Si le monde est une scène, peut-on rapprocher l’art de Powell et Pressburger du théâtre ?
Dans un texte de 1951 intitulé Théâtre et Cinéma, André Bazin rappelle qu’une des principales différences entre le théâtre et le cinéma réside dans notre rapport avec les personnages. Le cinéma par ses gros plans, ses incitations sonores, sa progression dramatique, favorise l’identification avec un personnage, sous la forme d’une adhésion passive. Au théâtre, la présence physique simultanée sur scène de plusieurs personnages rend cette identification plus difficile, car le théâtre est avant tout affaire de situations dramatiques ou comiques, d’oppositions presque abstraites entre personnages sans que l’on prenne toujours parti. Les personnages de théâtre, dont on peine souvent à apercevoir les visages, et ce sont les visages qui parlent le mieux d’un être, sont comme dilués dans les situations (le mari, la femme, l’amant, etc…) qu’ils confrontent.

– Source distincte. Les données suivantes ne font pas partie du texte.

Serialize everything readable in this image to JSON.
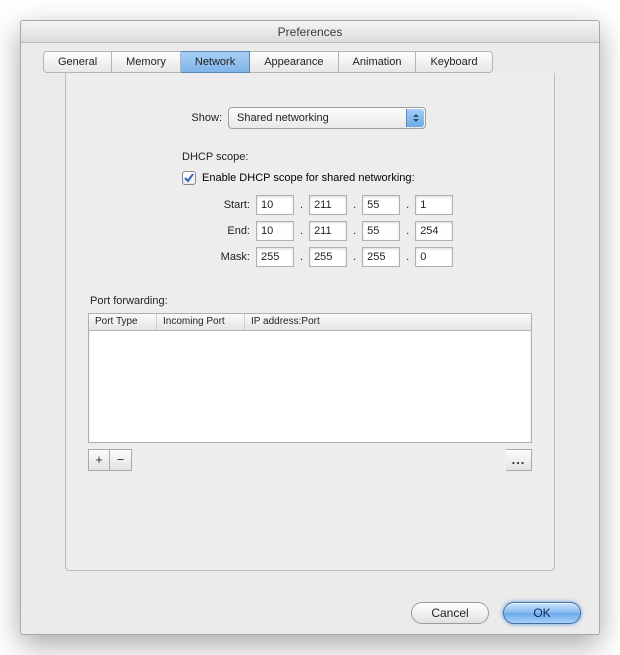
{
  "window": {
    "title": "Preferences"
  },
  "tabs": {
    "general": "General",
    "memory": "Memory",
    "network": "Network",
    "appearance": "Appearance",
    "animation": "Animation",
    "keyboard": "Keyboard"
  },
  "show": {
    "label": "Show:",
    "value": "Shared networking"
  },
  "dhcp": {
    "title": "DHCP scope:",
    "enable_label": "Enable DHCP scope for shared networking:",
    "enabled": true,
    "start_label": "Start:",
    "end_label": "End:",
    "mask_label": "Mask:",
    "start": [
      "10",
      "211",
      "55",
      "1"
    ],
    "end": [
      "10",
      "211",
      "55",
      "254"
    ],
    "mask": [
      "255",
      "255",
      "255",
      "0"
    ]
  },
  "pf": {
    "title": "Port forwarding:",
    "cols": {
      "type": "Port Type",
      "incoming": "Incoming Port",
      "ipport": "IP address:Port"
    },
    "rows": [],
    "add": "+",
    "remove": "−",
    "more": "..."
  },
  "buttons": {
    "cancel": "Cancel",
    "ok": "OK"
  }
}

Rien de tel chez Powell, où chaque personnage tant soit peu important acquiert un caractère autonome. Ce n’est pas seulement dû aux qualités d’écriture de Pressburger capable de cerner ses personnages en quelques ligne de dialogues et d'en souligner les faiblesses et l'humanité avec une chaleureuse indulgence ; cela tient aussi pour une grande part à la manière dont ils sont filmés. Lorsque Powell cadre un personnage important en gros plan (et cela arrive souvent), sans rien omettre du maquillage de l’acteur ou l’actrice (ce qui confère parfois à leur visage une texture de masque), on a l’impression que ledit personnage se détache du fond du cadre, comme s’il ne lui appartenait, comme si le décors et le personnage se situaient sur des plans de réalité différents, ce qui est autre chose qu’un effet habituel de profondeur de champ ou de transparence. Avec Erwin Hillier, son directeur de la photographie sur les films en noir et blanc A Canterbury Tale et Je sais où je vais, il recourrait à une palette d’ombres expressionniste faisant ressortir les corps et les visages de l’obscurité. Avec Jack Cardiff, son directeur de la photographie sur les films en Technicolor Le Narcisse Noir et les Chaussons Rouges (et opérateur caméra sur Colonel Blimp), sans jamais renier sa palette expressionniste, il utilisait des filtres et parfois modulait individuellement les couleurs pour mieux faire rejaillir telle partie du cadre, tel costume coloré et plein d’aplomb, tel visage arrogant, telle ombre pesant comme un nuage sur un personnage, allant jusqu’à mélanger le noir et blanc et les couleurs sur Une Question de Vie ou de mort. Mais Powell était aussi un maître de la durée, qu’il étendait à sa guise, et de l’instant qu’il savait arrêter : pour suspendre le temps sur le visage d’un personnage et mieux peindre son expression, il lui arrivait souvent de ralentir légèrement la vitesse de défilement de l’image. Toutes ces déclinaisons, presque imperceptibles à l’écran, de l’arc-en-ciel et du temps, ne contribuent pas peu au sentiment de rêve que produisent ces films. En modelant tel un sculpteur des visages et des corps dans l’espace de ses films, il imprimait ses personnages sur notre rétine et notre cerveau.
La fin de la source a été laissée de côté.